Possibly. The article says...

''Dr Cohen told the BBC that he had the idea to look back at all patients who had been in intensive care units with suspected pneumonia between 2 December and 16 January.

He found 14 patients who had tested negative for pneumonia. He defrosted their samples and tested them for traces of Covid-19. He said that out of the 14 samples, one tested positive for traces of Covid-19. A second test on that same sample also came back positive. He added that the patient's chest scan was also compatible with the symptoms of Covid-19.''

So maybe the samples were frozen because they thought something was amiss. Patients displaying pneumonia like symptoms but testing negative for pneumonia may be the motivator.
 
*** Quick update - Crick was NOT involved, and the hospital was Manchester Royal Infirmary. The patient (Merchant Navy 1955-1957) did not die from AIDS - or there is sufficient evidence to suggest cross-contamination and no AIDS in the tissue samples.
So, other than the patient didn't have AIDS, he was in the Belgian Congo and not Western Africa, the doctor was incorrect, the locale was out by a couple of 100 miles, the samples were restested 32 years later...
Here is a link to the story.

I guess that leaves the assumption that the patient in the quote above had something abnormal, hence the tissue samples being frozen.

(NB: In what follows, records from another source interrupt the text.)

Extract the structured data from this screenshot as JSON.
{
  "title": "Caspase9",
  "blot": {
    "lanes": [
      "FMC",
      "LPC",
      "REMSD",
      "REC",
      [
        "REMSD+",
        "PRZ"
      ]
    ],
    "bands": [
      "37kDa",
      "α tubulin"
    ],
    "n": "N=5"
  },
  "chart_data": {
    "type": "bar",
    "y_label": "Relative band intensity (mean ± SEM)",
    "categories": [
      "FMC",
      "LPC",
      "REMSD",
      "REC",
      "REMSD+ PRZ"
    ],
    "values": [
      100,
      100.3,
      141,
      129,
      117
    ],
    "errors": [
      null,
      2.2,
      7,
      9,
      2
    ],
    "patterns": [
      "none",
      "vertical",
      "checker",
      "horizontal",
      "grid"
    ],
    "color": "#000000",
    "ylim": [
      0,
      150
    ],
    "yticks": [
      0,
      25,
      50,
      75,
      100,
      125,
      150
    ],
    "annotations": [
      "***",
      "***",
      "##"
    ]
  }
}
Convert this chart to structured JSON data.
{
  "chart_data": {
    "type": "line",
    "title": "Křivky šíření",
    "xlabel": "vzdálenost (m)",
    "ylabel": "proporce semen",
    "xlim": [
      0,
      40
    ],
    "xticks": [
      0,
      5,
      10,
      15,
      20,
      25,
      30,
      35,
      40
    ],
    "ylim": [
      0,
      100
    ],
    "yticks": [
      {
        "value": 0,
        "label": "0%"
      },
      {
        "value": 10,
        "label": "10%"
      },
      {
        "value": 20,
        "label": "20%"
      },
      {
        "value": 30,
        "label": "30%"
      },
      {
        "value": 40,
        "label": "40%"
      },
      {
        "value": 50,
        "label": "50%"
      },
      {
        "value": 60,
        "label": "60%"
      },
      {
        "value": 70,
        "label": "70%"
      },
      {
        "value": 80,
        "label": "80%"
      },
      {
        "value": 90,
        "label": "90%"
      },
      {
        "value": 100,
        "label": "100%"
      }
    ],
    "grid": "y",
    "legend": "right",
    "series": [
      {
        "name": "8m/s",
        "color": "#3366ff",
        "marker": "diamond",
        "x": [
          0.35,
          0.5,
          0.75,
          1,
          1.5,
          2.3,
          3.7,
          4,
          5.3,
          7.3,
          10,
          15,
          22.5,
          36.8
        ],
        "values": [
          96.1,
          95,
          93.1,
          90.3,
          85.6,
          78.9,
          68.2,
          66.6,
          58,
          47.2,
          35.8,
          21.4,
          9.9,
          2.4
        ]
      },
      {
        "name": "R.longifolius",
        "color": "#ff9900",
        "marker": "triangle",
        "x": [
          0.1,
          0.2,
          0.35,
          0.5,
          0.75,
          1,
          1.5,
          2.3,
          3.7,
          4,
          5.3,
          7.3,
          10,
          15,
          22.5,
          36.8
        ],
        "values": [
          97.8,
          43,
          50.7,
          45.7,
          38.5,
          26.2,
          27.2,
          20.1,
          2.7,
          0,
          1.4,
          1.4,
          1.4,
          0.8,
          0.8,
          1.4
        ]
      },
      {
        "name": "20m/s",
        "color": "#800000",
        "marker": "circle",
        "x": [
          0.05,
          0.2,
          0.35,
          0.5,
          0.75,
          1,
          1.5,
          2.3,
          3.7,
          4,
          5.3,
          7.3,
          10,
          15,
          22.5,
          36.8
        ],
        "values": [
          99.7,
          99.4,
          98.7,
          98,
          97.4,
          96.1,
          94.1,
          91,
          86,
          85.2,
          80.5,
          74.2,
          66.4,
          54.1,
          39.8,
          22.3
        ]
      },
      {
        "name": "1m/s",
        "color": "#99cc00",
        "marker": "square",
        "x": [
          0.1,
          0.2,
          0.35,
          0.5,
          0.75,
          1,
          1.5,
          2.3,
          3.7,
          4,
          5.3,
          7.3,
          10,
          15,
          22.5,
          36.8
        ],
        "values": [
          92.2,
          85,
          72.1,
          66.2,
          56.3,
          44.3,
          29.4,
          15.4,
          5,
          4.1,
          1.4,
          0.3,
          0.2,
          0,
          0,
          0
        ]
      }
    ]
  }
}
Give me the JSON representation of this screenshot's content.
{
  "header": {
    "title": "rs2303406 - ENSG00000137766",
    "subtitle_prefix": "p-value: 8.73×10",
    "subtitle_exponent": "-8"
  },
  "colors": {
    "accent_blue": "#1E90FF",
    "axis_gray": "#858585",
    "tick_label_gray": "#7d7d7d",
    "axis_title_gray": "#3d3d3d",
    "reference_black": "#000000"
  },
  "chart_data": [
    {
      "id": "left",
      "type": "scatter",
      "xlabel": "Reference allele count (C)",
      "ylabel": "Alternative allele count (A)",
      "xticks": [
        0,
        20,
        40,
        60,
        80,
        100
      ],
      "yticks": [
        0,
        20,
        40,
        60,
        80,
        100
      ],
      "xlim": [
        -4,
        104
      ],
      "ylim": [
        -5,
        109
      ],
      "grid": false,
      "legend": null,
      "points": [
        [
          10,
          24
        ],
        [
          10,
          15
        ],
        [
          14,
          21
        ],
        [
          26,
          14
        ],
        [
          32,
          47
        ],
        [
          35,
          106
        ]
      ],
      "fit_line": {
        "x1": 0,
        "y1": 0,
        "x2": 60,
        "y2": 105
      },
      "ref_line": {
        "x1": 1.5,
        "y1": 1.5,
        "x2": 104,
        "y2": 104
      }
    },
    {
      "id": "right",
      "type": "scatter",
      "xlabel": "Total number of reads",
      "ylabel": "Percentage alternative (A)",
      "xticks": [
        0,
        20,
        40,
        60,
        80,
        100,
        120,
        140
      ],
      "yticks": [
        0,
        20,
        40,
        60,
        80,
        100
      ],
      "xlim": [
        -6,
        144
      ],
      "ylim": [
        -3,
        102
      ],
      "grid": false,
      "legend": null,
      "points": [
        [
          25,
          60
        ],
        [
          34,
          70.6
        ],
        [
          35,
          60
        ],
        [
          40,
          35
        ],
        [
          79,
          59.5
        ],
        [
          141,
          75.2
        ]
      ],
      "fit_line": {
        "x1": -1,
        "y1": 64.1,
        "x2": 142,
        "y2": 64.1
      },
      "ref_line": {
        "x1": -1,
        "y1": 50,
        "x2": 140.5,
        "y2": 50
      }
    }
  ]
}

Thanks for the link. The David Carr case is very interesting, as was the subsequent eff up and discovery.
 
Thanks for the link. The David Carr case is very interesting, as was the subsequent eff up and discovery.
It sounds like the original tests were done with the best available tools in the lab at that time, and possibly under the best practices they could have. It just goes to prove that even the best can sometimes be wrong.